He said the company understands operating in lands owned by the state Department of Conservation and Natural Resources is a privilege and it is continually conscious of the environment.
"We have a responsibility to protect the environment and we are very sorry about the spill. It should not have happened," he said.
Both he and Spadoni said the spill was caused by human error, with a valve on a tank accidentaly left open.
"We restored the area to the regulations of the DEP and DCNR," Carmichael said, adding the firm hired a contractor, Minuteman, to clean up the spill. "We immedicately reported the release and immediately acted to begin the clean-up process, which started (that day).
"That process was conducted 24 hours a day over a two-day period. That area has been completely cleaned up and remediated."
Spadoni said Minuteman excavated the synthetic drilling mud and some of the soil on which it spilled. That was then taken to a landfill for disposal. The firm then brought in new topsoil and planted grass.
Carmichael said after Anardarko self-reported the release, it took actions to ensure it does not happen again.

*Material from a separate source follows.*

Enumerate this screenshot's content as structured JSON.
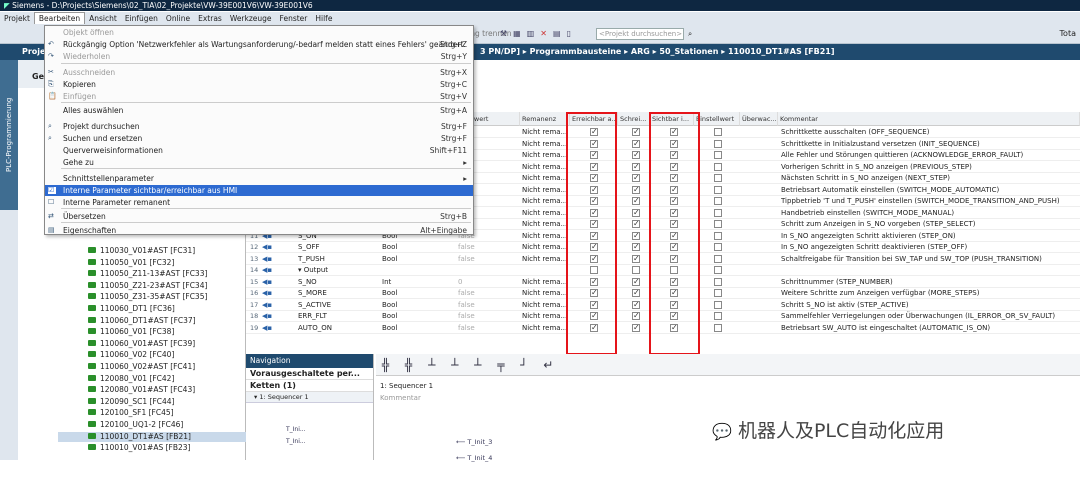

"We strive to operate our wells in an environmentallyresponsible manner in all of our operations and continue to evaluate our operations to make sure they are in environmental compliance with all regulations," he said.
The spill, Carmichael said, was in an active drilling operation, which was shut down while the clean-up took place, and is one of four rigs running in the Clinton-Lycoming-Centre County region.
The DEP sent Anadarko a notice of violation letter, but has not determined if or how much of a civil penalty the firm will face.
The agency did not send out a press release of the spill. Spadoni said DEP only issues press releases if there is "imminent danger" to the environment.
"That wasn't the case here," he said.
Typically, mud is used to clean and cool the drilling bit. It then carries the crushed or cut rock to the surface before being pumped back down the hole and re-used.